Spanish - this one is huge, of course. Officially, this is a classroom subject, but it has been my experience that few people actually learn to communicate in a foreign language through being taught in a classroom. We are blessed to have this opportunity to live where we can learn Spanish through immersion. Each family member has a different level of ability, with Russell at the top, being totally fluent. It's safe to assume that none of us would speak as much Spanish as we do now, if we didn't live here!
Construction skills - all of the kids have a great deal of knowledge in construction. Kirstin wired her own bedroom for electricity when she was 18. Bethany drives the front end loader, at 11. Russell, Kirstin, and Christopher can all lay bricks in a very professional manner. Kirstin can draw blueprints using a CAD program on the computer. Russell is a very competent carpenter, and has lots of experience leading construction crews, in both languages.

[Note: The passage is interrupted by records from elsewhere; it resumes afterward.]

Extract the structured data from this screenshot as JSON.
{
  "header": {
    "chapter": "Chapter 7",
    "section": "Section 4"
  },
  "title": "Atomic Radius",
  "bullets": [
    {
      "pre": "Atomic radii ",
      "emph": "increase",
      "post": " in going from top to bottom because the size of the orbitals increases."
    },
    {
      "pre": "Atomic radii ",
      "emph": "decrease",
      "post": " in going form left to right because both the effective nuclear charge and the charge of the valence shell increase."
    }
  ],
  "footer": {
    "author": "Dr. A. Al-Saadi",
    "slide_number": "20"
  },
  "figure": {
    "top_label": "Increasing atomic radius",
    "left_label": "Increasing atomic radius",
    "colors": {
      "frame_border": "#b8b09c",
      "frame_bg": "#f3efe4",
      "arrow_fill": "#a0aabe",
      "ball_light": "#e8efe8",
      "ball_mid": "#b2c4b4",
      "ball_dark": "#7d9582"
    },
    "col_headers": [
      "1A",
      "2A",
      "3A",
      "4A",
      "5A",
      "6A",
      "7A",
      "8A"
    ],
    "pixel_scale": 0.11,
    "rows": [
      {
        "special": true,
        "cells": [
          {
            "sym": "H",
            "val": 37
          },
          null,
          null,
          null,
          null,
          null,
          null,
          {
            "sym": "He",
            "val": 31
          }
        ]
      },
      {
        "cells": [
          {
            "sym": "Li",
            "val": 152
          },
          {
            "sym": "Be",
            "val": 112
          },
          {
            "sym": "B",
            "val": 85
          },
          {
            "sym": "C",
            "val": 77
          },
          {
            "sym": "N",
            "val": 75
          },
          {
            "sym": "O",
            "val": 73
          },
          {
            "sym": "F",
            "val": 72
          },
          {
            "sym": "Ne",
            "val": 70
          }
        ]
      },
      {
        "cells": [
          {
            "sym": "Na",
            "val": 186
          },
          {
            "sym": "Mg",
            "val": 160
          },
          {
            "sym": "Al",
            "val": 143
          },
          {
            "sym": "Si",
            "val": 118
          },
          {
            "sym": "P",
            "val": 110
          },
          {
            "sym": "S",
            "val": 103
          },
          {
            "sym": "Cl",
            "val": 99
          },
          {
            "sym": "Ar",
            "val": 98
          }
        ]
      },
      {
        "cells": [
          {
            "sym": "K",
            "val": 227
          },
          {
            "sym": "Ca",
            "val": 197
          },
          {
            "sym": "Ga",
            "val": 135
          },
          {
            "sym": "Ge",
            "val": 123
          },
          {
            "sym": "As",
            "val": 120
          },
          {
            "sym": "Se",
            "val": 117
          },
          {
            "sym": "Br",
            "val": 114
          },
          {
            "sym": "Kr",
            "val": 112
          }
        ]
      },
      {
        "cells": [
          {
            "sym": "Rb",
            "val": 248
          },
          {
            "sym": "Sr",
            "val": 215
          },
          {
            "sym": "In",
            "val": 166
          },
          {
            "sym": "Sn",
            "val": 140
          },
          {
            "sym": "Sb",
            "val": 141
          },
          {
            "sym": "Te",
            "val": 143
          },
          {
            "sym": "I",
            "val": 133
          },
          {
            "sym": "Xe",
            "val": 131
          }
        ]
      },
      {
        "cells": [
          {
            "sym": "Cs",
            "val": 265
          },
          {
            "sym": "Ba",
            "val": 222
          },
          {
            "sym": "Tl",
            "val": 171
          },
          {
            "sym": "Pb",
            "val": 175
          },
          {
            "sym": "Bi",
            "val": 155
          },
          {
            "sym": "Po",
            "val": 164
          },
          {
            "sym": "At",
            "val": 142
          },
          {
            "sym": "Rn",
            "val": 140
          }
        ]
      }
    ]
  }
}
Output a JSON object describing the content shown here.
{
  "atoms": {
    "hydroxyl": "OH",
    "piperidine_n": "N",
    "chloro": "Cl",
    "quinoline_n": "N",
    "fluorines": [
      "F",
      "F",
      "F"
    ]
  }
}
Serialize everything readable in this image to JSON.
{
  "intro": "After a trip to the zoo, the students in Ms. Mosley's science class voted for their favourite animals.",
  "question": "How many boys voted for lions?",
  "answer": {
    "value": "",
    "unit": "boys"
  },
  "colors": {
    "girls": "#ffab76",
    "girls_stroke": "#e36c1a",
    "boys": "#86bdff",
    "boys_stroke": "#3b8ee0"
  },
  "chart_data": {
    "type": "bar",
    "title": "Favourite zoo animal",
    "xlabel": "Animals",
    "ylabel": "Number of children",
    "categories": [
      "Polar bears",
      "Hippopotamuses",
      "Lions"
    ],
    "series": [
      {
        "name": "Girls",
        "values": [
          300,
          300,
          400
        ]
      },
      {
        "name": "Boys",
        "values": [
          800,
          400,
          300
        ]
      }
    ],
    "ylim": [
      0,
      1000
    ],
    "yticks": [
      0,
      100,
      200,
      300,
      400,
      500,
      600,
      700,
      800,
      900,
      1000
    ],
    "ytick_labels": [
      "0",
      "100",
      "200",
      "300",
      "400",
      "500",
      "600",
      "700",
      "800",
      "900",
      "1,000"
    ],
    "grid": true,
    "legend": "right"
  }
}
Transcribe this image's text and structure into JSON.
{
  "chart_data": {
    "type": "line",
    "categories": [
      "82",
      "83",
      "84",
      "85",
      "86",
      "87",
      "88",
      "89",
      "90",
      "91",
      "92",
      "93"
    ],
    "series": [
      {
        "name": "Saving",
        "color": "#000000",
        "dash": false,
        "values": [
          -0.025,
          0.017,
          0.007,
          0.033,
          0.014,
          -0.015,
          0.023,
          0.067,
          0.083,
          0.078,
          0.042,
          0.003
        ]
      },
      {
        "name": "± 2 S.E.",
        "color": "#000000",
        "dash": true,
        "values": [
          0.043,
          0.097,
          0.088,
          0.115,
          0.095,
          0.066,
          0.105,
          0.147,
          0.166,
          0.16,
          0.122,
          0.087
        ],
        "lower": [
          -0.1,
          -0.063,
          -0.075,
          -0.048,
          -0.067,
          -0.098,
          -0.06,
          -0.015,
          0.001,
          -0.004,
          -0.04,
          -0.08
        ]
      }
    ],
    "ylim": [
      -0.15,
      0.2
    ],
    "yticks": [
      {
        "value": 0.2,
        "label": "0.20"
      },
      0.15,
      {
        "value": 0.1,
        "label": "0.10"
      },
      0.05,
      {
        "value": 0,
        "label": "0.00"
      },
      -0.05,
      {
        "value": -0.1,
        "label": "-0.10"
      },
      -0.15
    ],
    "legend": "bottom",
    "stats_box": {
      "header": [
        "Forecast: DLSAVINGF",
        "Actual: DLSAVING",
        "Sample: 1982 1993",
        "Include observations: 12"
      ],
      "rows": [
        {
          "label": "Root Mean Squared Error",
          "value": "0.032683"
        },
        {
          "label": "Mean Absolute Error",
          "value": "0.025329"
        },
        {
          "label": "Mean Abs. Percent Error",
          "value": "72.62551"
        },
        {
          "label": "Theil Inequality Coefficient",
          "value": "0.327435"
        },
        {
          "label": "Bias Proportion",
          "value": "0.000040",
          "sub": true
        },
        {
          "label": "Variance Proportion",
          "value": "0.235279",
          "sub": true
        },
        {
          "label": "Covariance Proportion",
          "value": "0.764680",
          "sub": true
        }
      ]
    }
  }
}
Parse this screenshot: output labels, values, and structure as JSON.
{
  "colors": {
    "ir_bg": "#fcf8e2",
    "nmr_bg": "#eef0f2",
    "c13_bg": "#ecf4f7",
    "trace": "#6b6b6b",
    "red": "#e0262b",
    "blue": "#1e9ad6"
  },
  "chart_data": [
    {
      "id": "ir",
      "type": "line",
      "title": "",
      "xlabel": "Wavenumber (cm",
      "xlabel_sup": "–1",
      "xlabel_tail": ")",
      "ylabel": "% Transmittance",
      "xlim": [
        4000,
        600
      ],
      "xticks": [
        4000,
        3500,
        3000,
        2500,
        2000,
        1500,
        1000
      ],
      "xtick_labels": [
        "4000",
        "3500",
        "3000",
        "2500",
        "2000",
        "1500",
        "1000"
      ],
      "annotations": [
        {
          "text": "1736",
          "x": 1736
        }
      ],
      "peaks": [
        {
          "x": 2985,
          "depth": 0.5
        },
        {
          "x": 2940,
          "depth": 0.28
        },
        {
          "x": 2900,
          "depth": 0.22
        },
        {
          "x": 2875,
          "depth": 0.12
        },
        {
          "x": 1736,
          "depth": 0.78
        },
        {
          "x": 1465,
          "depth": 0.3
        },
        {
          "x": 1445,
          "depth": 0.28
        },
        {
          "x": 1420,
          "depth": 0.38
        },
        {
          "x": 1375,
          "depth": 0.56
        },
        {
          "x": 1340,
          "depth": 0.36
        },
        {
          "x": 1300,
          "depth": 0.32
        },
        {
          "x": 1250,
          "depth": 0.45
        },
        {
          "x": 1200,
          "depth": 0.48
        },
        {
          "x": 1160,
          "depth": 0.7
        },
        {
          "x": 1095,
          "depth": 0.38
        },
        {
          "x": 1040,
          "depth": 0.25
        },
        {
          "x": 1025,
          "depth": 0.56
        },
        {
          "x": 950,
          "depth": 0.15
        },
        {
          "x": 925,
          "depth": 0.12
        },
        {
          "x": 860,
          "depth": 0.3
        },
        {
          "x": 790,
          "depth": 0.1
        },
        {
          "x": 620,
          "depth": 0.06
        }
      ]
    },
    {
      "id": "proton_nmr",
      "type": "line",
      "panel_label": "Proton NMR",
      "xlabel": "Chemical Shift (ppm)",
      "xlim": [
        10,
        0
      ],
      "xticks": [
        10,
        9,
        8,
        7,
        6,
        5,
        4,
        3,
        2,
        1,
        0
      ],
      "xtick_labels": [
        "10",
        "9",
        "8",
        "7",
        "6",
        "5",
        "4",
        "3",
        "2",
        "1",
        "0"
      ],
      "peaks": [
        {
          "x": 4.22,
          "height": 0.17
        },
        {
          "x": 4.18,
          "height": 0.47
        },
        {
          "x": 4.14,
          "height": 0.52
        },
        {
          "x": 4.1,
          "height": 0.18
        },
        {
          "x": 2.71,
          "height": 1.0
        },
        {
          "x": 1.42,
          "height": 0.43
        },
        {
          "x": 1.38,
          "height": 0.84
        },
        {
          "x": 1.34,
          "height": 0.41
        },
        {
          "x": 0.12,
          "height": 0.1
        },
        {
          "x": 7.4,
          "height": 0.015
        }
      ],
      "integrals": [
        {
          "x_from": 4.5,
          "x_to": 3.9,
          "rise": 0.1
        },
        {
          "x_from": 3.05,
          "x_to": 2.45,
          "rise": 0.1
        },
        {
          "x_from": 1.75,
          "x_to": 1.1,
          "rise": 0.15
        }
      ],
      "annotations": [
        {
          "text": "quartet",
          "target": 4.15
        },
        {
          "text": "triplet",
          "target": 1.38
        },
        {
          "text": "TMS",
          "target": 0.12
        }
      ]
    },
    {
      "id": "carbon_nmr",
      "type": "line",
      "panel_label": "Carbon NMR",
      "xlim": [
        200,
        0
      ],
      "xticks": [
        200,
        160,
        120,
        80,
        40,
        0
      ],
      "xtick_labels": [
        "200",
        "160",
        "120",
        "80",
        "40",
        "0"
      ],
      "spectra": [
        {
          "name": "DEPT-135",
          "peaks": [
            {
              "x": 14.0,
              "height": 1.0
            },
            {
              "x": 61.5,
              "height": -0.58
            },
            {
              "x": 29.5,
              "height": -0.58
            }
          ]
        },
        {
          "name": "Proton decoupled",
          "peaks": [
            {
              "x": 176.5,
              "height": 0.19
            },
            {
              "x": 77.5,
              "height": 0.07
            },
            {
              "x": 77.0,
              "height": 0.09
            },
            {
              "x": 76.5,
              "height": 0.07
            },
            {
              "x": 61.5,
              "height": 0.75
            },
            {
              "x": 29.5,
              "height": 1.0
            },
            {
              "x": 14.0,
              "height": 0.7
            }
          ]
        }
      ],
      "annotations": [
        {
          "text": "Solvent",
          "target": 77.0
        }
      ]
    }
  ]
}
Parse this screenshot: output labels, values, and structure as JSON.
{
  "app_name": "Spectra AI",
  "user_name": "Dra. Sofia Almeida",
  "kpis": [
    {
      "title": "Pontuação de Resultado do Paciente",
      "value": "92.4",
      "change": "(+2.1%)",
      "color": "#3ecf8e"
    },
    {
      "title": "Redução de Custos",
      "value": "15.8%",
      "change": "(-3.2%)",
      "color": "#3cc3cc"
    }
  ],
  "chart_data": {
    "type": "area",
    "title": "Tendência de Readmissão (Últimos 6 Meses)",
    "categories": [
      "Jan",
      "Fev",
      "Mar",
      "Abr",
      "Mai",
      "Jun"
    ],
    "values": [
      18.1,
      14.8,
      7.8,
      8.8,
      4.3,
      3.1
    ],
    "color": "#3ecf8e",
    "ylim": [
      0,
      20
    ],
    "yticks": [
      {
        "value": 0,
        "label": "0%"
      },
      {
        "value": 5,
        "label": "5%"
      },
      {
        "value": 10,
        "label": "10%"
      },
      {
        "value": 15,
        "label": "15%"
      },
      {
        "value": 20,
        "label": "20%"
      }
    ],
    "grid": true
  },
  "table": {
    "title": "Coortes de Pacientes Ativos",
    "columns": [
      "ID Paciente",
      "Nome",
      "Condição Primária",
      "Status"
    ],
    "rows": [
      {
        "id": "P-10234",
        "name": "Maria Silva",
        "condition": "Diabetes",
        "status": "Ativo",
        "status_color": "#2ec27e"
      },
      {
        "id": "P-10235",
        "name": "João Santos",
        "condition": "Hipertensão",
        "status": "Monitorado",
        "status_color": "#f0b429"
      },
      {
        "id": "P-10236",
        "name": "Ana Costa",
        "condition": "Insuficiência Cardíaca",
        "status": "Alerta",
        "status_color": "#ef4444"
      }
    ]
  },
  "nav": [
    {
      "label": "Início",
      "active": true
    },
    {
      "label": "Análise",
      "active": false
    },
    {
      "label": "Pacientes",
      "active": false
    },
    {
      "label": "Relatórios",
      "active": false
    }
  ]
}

Commercial cooking skills - this is mostly for Rachel, who began her cooking career making breakfasts for visiting teams back when she was about 11. For the past few years, she has been cooking dinners and breakfasts for all the teams, which generally consist of 35 to 50 people (including our family, 'cause we eat, too).
Nevertheless, I've had my doubts over the years, that this unorthodox educational method was going to bring about great results. We have so clearly underemphasized the traditional academic subjects and traditions!
However, Kirstin is in college now, taking courses online with Taylor University in Indiana (a very heavily academic school). She hasn't taken a large number of credit hours (she is doing college part-time, so that she can continue to invest some time in the ministry work), but after completing 8 classes, she has maintained a straight 'A' average, so I guess I'm gonna have to get over the idea that she wasn't prepared for advanced academic work!
So, those are the basics of how we do school. Somehow, in addition to everything else we're doing here, we manage to squeeze it in.